Content
# NewsMind 🤖
## System Webpage Effect Display

## Feature Overview 🌟
- 🔍 Generate news-related information based on LLM.
- 📰 The RAG system automatically stores and recalls retrieved news content.
- 🌐 Supports bilingual news search and processing in Chinese and English.
- 🧠 Article filtering and content relevance assessment based on LLM.
- 📊 Automatically integrates multi-domain news content to generate structured reports.
- 📧 Automatic email distribution system, supporting multiple recipients.
- ⏰ Supports scheduled execution.
- 🤖 Central agent automatically schedules all tasks.
## Implementation Principle 🏗️
This system adopts a central agent for unified scheduling, a multi-tool agent collaborative architecture, combined with API news retrieval, LangChain agent orchestration, and LlamaIndex to build an Agentic RAG system, achieving efficient and intelligent news aggregation and distribution.

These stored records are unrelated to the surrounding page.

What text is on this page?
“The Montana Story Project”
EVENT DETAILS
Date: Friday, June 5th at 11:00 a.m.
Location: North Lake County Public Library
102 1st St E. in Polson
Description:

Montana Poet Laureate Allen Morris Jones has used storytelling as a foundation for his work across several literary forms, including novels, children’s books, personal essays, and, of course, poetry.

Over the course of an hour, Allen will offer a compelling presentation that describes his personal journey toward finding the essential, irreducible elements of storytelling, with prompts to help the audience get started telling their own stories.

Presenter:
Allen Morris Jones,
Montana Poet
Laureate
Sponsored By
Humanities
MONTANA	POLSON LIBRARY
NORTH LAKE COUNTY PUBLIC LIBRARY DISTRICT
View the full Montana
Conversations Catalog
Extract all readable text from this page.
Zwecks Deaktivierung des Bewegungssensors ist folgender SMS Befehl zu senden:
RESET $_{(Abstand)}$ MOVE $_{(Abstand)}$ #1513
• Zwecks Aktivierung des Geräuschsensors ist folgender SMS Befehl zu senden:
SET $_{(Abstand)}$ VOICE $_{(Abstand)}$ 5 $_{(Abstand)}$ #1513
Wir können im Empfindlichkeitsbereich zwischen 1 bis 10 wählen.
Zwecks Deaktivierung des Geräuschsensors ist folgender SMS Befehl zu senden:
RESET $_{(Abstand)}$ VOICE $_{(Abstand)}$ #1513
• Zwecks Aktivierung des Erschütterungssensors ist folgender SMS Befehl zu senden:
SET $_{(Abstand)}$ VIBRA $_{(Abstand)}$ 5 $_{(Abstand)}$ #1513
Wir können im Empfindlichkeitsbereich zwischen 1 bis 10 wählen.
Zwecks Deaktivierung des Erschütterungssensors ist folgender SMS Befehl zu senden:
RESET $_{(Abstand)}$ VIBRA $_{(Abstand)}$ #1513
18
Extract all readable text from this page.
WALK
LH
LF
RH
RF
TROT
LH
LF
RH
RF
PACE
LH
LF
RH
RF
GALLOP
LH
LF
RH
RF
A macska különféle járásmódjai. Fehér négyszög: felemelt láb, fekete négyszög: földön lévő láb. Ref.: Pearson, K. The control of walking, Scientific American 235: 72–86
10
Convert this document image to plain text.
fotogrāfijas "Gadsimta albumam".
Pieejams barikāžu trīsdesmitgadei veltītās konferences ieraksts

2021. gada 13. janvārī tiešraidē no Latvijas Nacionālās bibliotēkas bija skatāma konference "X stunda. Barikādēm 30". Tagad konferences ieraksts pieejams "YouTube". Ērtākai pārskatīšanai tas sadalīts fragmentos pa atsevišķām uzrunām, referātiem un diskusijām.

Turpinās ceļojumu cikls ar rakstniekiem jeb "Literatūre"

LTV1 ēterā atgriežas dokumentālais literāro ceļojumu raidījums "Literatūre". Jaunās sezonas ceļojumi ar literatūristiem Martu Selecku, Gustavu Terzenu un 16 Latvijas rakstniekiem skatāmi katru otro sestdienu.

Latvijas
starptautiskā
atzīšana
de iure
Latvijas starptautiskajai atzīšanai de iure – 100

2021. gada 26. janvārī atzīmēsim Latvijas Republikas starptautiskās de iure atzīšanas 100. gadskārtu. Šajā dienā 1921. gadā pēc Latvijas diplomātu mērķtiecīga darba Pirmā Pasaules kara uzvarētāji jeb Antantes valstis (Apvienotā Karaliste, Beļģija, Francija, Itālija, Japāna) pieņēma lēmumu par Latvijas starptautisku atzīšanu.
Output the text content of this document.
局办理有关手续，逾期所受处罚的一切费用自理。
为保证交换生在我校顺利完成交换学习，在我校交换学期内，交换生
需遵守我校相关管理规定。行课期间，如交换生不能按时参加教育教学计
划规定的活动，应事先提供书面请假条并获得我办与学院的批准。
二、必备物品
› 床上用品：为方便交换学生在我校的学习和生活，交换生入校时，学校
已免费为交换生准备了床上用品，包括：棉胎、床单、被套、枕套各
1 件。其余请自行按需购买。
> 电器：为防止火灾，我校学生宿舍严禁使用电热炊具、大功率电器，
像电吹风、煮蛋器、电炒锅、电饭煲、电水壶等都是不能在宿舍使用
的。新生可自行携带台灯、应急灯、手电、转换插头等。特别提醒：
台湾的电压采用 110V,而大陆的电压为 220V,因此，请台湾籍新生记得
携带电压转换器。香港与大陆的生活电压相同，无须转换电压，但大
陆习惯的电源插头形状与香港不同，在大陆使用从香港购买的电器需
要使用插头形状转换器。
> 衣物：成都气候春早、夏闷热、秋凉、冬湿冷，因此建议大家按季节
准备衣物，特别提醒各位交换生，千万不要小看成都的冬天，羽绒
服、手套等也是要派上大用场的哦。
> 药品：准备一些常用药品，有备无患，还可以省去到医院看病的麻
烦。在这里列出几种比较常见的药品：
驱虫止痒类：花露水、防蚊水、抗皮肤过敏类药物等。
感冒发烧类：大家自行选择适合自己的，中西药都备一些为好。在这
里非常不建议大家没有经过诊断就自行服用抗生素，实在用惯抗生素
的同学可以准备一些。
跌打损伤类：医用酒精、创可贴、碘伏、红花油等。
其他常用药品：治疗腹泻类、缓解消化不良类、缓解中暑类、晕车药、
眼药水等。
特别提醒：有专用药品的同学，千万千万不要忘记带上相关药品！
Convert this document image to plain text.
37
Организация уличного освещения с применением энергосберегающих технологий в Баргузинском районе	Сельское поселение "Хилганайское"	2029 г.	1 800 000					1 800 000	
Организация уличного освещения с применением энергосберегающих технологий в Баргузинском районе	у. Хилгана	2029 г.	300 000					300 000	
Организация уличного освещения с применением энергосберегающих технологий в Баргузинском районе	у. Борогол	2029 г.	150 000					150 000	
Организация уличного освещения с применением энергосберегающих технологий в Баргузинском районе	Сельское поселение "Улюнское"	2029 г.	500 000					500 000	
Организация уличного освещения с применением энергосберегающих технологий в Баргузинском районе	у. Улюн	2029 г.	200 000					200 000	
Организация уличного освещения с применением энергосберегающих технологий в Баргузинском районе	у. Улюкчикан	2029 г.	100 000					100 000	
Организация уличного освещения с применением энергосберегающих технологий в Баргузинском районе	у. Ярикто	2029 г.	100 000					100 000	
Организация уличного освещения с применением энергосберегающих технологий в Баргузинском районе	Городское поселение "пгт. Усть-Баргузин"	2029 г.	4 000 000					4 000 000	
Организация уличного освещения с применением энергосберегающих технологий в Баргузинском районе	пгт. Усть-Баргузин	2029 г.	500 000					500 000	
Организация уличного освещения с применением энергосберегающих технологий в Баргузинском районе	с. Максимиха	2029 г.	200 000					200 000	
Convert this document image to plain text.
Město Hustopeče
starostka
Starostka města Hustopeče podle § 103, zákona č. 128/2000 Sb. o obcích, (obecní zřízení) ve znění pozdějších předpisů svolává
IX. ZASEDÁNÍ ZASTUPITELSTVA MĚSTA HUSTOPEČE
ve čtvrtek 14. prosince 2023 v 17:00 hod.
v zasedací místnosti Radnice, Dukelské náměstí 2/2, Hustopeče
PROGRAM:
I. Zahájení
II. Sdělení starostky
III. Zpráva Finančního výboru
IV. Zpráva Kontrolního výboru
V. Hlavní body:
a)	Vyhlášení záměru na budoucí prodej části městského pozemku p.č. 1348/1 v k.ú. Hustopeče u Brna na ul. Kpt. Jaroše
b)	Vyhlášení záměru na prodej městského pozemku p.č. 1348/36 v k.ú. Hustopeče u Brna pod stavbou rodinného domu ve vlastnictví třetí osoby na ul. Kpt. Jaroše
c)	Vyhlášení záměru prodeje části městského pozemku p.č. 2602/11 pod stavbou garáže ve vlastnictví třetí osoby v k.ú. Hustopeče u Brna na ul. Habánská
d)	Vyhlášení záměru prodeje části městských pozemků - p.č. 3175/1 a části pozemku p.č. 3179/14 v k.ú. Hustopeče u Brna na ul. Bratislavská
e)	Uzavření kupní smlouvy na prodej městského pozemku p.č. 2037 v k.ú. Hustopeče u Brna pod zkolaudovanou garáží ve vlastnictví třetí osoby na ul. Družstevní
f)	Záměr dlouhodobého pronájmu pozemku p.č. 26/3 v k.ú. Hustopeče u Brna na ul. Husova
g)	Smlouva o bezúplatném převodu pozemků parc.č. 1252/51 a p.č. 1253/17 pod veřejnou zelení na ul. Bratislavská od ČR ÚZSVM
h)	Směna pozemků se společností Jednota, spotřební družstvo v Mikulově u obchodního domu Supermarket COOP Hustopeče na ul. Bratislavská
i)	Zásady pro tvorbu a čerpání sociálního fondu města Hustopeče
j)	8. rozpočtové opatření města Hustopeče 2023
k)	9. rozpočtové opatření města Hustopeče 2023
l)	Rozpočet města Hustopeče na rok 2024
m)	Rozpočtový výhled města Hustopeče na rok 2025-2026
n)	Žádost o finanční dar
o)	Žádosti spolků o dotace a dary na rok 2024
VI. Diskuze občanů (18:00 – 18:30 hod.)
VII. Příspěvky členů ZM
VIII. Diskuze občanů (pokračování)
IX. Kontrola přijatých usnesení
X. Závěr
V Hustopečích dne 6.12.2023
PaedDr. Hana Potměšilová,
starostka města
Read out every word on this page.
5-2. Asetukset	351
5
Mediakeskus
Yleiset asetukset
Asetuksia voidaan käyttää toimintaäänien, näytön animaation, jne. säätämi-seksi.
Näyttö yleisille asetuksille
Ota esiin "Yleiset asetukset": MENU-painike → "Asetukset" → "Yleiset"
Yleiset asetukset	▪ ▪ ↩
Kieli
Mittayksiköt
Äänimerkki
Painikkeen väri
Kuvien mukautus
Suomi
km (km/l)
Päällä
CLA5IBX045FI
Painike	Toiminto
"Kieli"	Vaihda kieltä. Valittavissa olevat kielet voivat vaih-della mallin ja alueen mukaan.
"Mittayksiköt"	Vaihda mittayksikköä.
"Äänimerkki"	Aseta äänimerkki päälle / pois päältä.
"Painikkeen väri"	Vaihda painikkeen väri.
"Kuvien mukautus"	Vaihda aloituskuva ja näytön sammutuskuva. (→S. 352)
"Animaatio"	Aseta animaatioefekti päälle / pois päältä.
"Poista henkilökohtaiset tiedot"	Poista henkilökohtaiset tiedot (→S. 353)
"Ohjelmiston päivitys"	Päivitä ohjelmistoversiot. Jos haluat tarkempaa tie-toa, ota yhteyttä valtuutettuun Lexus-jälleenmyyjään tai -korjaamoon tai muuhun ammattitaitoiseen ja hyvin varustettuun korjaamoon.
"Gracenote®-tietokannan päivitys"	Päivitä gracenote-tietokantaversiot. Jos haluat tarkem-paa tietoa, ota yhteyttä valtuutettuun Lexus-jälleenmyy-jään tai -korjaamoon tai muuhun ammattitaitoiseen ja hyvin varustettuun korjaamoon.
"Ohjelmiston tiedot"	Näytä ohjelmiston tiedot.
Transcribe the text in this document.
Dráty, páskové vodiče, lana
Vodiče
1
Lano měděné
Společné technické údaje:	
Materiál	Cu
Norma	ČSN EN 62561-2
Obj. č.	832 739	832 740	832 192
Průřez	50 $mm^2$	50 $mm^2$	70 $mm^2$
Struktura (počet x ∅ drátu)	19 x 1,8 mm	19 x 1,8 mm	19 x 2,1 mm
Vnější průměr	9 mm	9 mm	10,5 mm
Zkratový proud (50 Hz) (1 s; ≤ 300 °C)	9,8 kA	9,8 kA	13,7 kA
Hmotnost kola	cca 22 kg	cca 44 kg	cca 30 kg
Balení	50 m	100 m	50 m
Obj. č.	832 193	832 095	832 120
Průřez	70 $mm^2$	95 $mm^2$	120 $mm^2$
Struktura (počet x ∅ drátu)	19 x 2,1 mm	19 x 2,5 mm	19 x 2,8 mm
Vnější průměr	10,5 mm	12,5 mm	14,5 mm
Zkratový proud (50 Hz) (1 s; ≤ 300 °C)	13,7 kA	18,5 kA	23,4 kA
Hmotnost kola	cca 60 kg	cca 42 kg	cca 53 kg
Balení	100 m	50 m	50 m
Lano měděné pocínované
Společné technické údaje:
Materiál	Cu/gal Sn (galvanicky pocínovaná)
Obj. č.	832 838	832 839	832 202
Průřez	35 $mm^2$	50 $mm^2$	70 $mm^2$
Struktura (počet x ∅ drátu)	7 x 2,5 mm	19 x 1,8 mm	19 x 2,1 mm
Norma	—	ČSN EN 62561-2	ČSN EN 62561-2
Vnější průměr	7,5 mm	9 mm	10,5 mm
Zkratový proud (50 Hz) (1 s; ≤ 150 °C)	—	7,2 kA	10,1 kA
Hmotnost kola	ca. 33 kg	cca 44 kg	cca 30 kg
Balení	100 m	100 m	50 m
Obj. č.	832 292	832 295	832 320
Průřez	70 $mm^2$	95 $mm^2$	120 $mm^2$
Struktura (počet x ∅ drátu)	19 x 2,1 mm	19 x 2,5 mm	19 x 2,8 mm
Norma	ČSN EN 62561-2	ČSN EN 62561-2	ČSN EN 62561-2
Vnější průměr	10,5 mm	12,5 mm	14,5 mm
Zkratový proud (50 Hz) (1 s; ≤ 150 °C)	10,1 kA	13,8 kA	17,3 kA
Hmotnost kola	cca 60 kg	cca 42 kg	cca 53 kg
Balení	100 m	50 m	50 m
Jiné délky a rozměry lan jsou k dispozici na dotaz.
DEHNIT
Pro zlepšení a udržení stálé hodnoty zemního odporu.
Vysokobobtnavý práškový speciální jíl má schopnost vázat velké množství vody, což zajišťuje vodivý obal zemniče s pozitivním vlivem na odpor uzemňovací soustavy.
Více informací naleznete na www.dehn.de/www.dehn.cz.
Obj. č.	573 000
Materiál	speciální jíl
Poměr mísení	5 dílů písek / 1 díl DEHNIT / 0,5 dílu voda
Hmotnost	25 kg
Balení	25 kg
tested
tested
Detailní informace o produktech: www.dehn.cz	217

### System Architecture and Process
This system is completed by a core intelligent agent and four tool agents:
1. **NewsMind Agent - Core**
- As the central task scheduling agent, it uses DeepSeek-R1-Distill-Qwen-14B as the central processor. Upon receiving user instructions, it can automatically schedule all tasks. Its main functions include:
- Determine whether to call tool agents; if not needed, it engages in dialogue with the user using the model's own knowledge.
- Decide the type of agent to call (search / rag / none); for news-related questions, it determines whether to search for the latest news or recall historical news.
- Extract keywords from user questions to direct the search/retrieval of news in areas of interest to the user.
- Implementation Method: Function call
2. **RAG Agent**
Built on the LlamaIndex framework, combined with the Qdrant vector database to achieve efficient Retrieval-Augmented Generation. The main functions of this agent include:
- Receive scheduling requests from the NewsMind agent and perform vector retrieval based on user-provided questions and keywords.
- Query the pre-built news corpus vector index in Qdrant based on keywords to recall relevant historical news content.
- Support vectorized storage and retrieval of multi-domain news, ensuring long-term memory capability for historical topics.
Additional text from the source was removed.